Diario dalla Siria/8
È venerdì e la città vecchia è ancora deserta e lo sarà ancora per diverso tempo. Le ragazze in particolare in questi giorni non osano più muoversi da sole o prendere il taxi, e pensare che la Siria è sempre stato un Paese nel quale la donna era non solo rispettata (avesse o no il velo) ma anche protetta. Ci si sentiva assolutamente sicure.

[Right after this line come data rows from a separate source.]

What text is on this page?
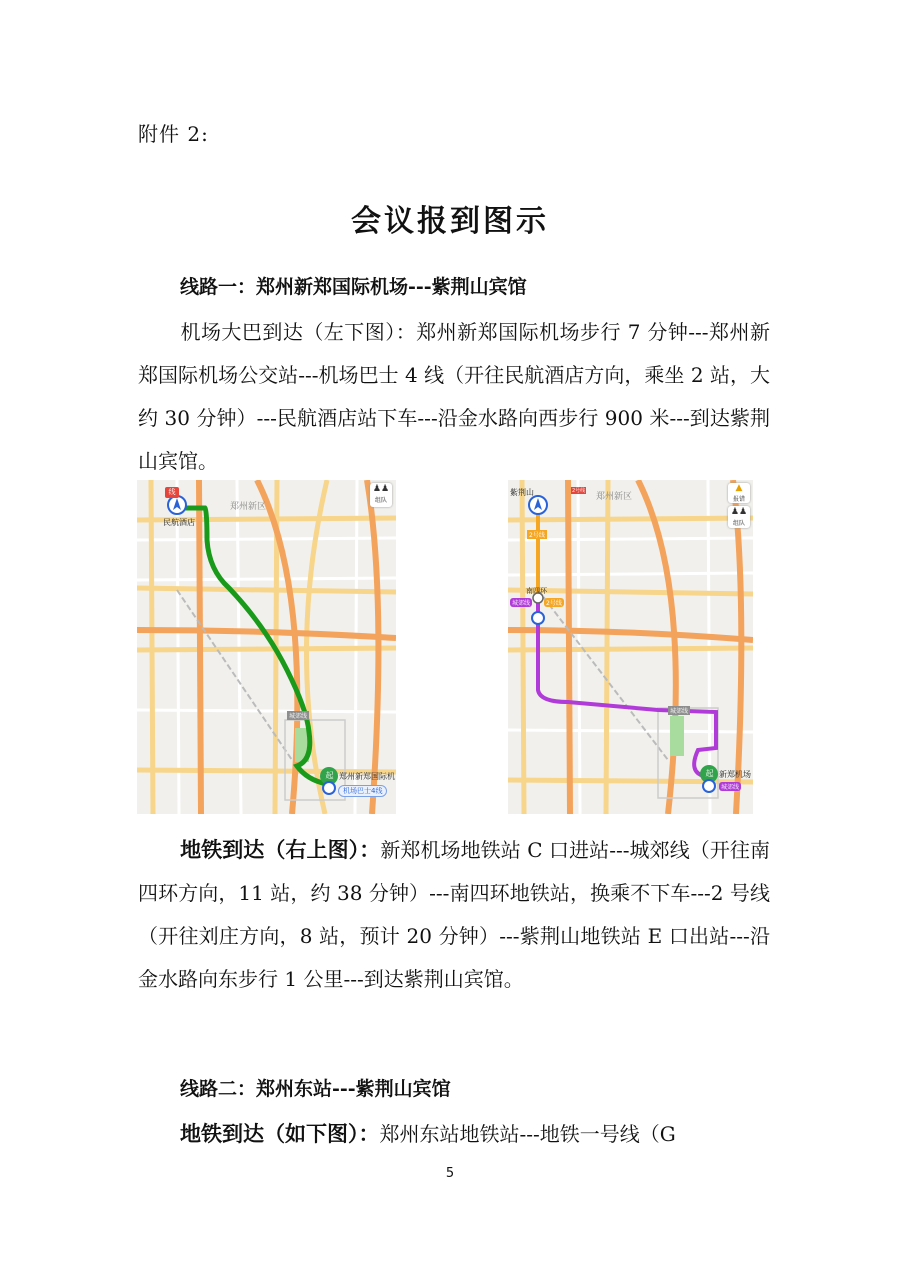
附件 2:
会议报到图示
线路一：郑州新郑国际机场---紫荆山宾馆
机场大巴到达（左下图）：郑州新郑国际机场步行 7 分钟---郑州新郑国际机场公交站---机场巴士 4 线（开往民航酒店方向，乘坐 2 站，大约 30 分钟）---民航酒店站下车---沿金水路向西步行 900 米---到达紫荆山宾馆。
线
民航酒店
郑州新区
城郊线
起 郑州新郑国际机
机场巴士4线
♟♟
组队
紫荆山	郑州新区
2号线
2号线
南四环
城郊线	2号线
城郊线
起 新郑机场
城郊线
▲
报错
♟♟
组队
地铁到达（右上图）：新郑机场地铁站 C 口进站---城郊线（开往南四环方向，11 站，约 38 分钟）---南四环地铁站，换乘不下车---2 号线（开往刘庄方向，8 站，预计 20 分钟）---紫荆山地铁站 E 口出站---沿金水路向东步行 1 公里---到达紫荆山宾馆。
线路二：郑州东站---紫荆山宾馆
地铁到达（如下图）：郑州东站地铁站---地铁一号线（G
5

A quest’ora due anni fa Damasco era già animata dai turisti che ammiravano le sue ricchezze storiche e i prodotti scelti del souk. Sedersi nei bar e ristoranti della città vecchia ben ristrutturati e parlare con amici damasceni era piacevole e arricchente, il contatto con la gente sempre immediato e sincero. Anche i turisti più frettolosi e superficiali notavano che i venditori siriani non sono invadenti, offrono con garbo e simpatia i loro prodotti ma poi si ritirano senza troppo insistere, se la cosa non va al cliente.

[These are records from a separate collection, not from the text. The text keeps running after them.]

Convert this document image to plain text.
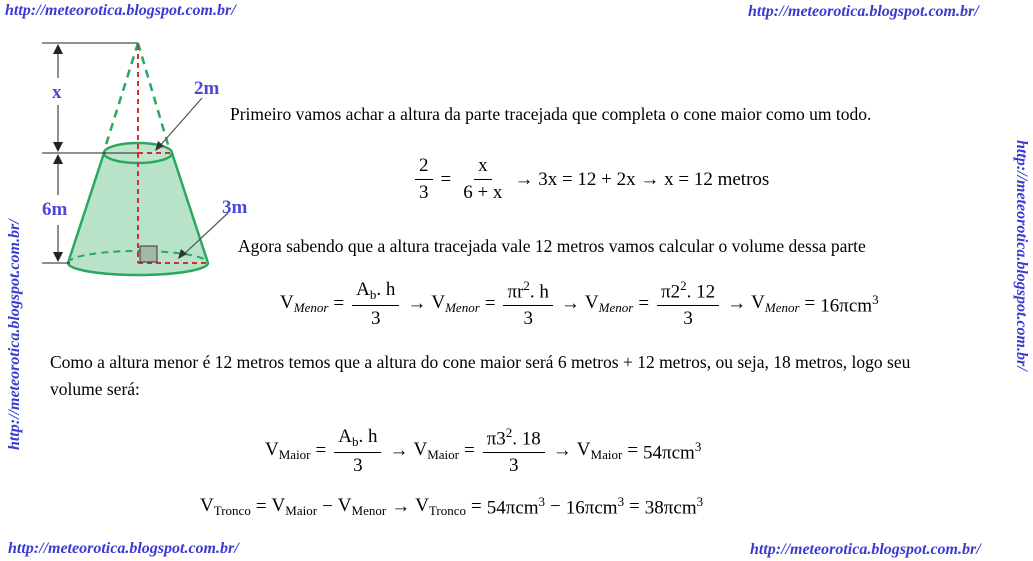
http://meteorotica.blogspot.com.br/	http://meteorotica.blogspot.com.br/
http://meteorotica.blogspot.com.br/	http://meteorotica.blogspot.com.br/
http://meteorotica.blogspot.com.br/	http://meteorotica.blogspot.com.br/
x	2m
6m	3m
Primeiro vamos achar a altura da parte tracejada que completa o cone maior como um todo.
$\frac{2}{3} = \frac{x}{6 + x} \to 3x = 12 + 2x \to x = 12$ metros
Agora sabendo que a altura tracejada vale 12 metros vamos calcular o volume dessa parte
$V_{Menor} = \frac{A_b. h}{3} \to V_{Menor} = \frac{\pi r^2. h}{3} \to V_{Menor} = \frac{\pi 2^2. 12}{3} \to V_{Menor} = 16\pi cm^3$
Como a altura menor é 12 metros temos que a altura do cone maior será 6 metros + 12 metros, ou seja, 18 metros, logo seu volume será:
$V_{Maior} = \frac{A_b. h}{3} \to V_{Maior} = \frac{\pi 3^2. 18}{3} \to V_{Maior} = 54\pi cm^3$
$V_{Tronco} = V_{Maior} - V_{Menor} \to V_{Tronco} = 54\pi cm^3 - 16\pi cm^3 = 38\pi cm^3$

Non posso non ricordare che due anni fa, press'a poco come oggi, mi trovavo nella via dritta, con un’amica venuta dall’Europa. A essere esatti era il 7 febbraio 2011. Rammento la scelta accurata di oggetti d’artigianato di ottima fattura in quel bel negozio da poco inaugurato vicino al Patriarcato armeno- ortodosso e poi, cosa insolita nella Siria di allora e che mi aveva stupito, appena uscite dal negozio, un capannello molto piccolo di persone intorno ad un uomo dalla lunga barba, sicuramente un uomo di religione, che parlava ad alta voce. Un salafita? Allora di queste persone nessuno ne parlava né qui né sui giornali occidentali.

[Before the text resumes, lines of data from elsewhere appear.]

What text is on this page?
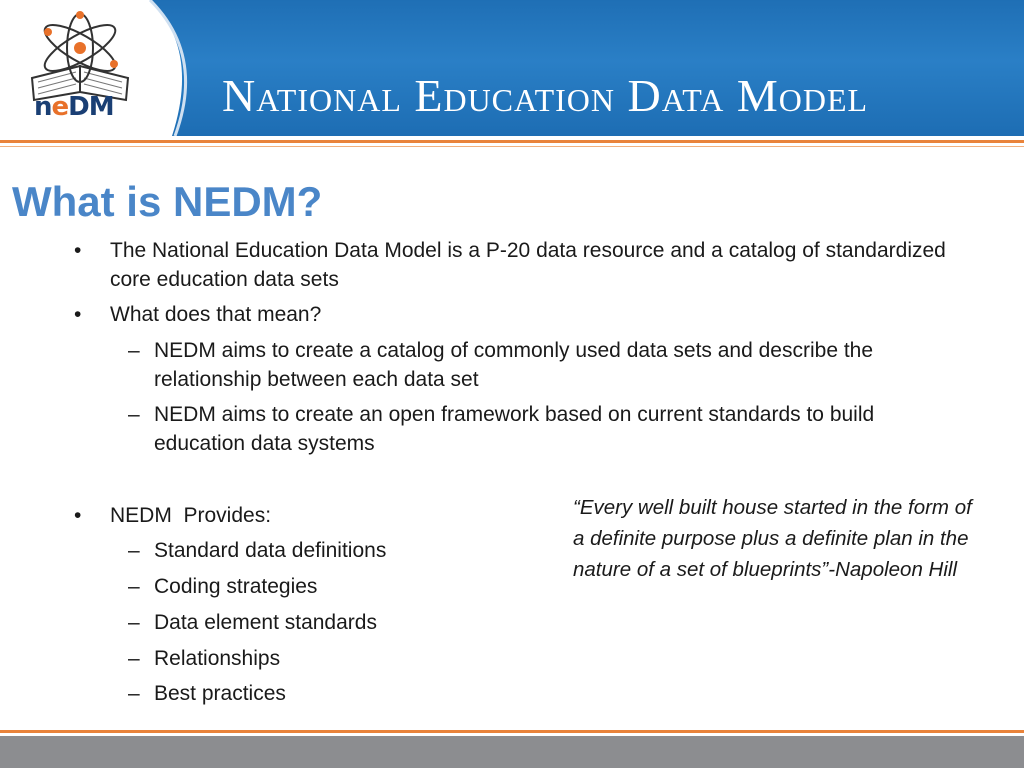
neDM	National Education Data Model
What is NEDM?
• The National Education Data Model is a P-20 data resource and a catalog of standardized core education data sets
• What does that mean?
– NEDM aims to create a catalog of commonly used data sets and describe the relationship between each data set
– NEDM aims to create an open framework based on current standards to build education data systems
• NEDM  Provides:
– Standard data definitions
– Coding strategies
– Data element standards
– Relationships
– Best practices
“Every well built house started in the form of a definite purpose plus a definite plan in the nature of a set of blueprints”-Napoleon Hill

Due settimane dopo, scoppiavano le prime rivolte a Daraa. Oggi il negozio c’è ancora, con gli scaffali quasi vuoti, la via dritta è percorsa solo da siriani dal volto triste e preoccupato, tanti negozi sono vuoti, alcuni chiusi. Poco lontano all’incrocio con la via che scende a Bab Touma un capannello di militari protetto da sacchi di sabbia sorveglia il passaggio di gente e veicoli, con fare rassicurante ma molto vigile. Proprio ieri sera hanno sventato un attentato nel quartiere.